Итак, теперь уже жизнь без Мишки и папы. Странное ощущение. Гнев на живого и здорового бывшего мужа – какая сволочь! И жалкое скулячье чувство, что будь он рядом – смерть папы стала бы размером меньше, и я негромко, как бы в сторону, прошу, чтоб он вернулся какой есть, не горячо любимый, а остро необходимый в хождении по краю пропасти. Ведь нет у меня груди, которая приняла бы мою больную головушку, нету, ну просто одиноко-одинокая, как брошенная собака.
И тут снова возникает Танька. Она требует, чтоб я приступила к своим обязанностям. «Давай сделаем пробу. Я кое-что придумала иначе. Ты не полезешь на стремянку». Она тащит меня в свою чайную, будто не понимает, что там поминали папу, и для меня это всегда будет место, где поминали папу, и другим уже не станет никогда.
И ничего подобного. Оказался другой вход, парадный, кокетливые занавески были слегка поддернуты, как юбочки танцорок в старом водевиле «Лев Гурыч Синичкин». Пахло ванилью и Рождеством, какое уж там поминовение, если самое что ни на есть рождение. Белая стена была пуста, она требовала чего-то в центре или сбоку. Я бы пришпандорила на ней узкий вазон в цвет занавескам и вставила бы лилию на длинном стебле.

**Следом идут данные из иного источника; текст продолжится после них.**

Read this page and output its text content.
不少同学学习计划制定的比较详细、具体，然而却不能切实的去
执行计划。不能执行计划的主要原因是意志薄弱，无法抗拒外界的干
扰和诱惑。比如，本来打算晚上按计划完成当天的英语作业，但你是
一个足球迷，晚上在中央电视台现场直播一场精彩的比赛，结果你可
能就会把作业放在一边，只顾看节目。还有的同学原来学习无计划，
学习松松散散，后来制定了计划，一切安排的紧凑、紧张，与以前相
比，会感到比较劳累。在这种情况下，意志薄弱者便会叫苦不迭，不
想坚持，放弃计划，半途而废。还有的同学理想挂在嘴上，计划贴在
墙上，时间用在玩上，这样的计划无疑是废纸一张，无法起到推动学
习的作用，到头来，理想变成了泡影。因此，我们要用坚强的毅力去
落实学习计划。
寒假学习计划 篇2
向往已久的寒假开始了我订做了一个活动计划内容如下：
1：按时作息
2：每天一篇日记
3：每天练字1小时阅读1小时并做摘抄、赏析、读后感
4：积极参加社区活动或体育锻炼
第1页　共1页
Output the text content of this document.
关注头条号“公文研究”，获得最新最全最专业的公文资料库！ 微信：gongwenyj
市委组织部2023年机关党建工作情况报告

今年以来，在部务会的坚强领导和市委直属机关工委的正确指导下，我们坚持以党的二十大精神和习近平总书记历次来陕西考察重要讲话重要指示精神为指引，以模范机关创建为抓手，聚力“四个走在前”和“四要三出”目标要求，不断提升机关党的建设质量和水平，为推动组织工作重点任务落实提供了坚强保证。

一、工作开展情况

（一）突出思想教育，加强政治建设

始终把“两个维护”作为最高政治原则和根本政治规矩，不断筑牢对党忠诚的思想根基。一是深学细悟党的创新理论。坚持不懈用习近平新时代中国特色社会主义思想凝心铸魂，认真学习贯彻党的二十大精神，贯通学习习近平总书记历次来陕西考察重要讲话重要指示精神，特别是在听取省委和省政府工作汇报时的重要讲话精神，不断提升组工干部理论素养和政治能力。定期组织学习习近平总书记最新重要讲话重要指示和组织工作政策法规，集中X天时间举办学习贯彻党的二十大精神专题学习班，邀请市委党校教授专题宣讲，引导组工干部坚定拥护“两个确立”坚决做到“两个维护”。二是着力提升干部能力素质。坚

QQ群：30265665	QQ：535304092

– Идем ко мне, – сказала Танька, и в голосе ее чувствовалось удовлетворение, что стою, разглядываю, значит, во мне идет творческий процесс. «Дура, – в ответ думаю я, – такую пошлость, как вазон с лилией, тебе придумает любая тетка, которая хоть раз в жизни имела перед собой белую стену. И если у нее не было ковра по записи или копии «Мишек» из худ. салона, или уж совсем крутых цветных авангардистских квадратов, кубов, шаров и прочей геометрии, купленных возле худ. салона, она бы пришла к вазону, и стало бы ей покойно, хорошо и совсем дешево. Мы идем в Танькин кабинет, кабинет главной чайницы, думаю я свои пакости.
За столом сидит существо с огромными карими глазами и пышной, не кудрявой, а именно пышной шапкой волос. Она строит из письменных принадлежностей и другого подручного материала город на столе и водит по нему колпачок от ручки, который, конечно же, не колпачок, а что-то совсем другое, дружелюбно мыслящее, и она говорит ему тихо: «Подожди. Люди пришли». Потом она улыбается так, что у меня тихонечко колет в сердце, но это не боль, это восторг, умиление, потому что улыбается ангел.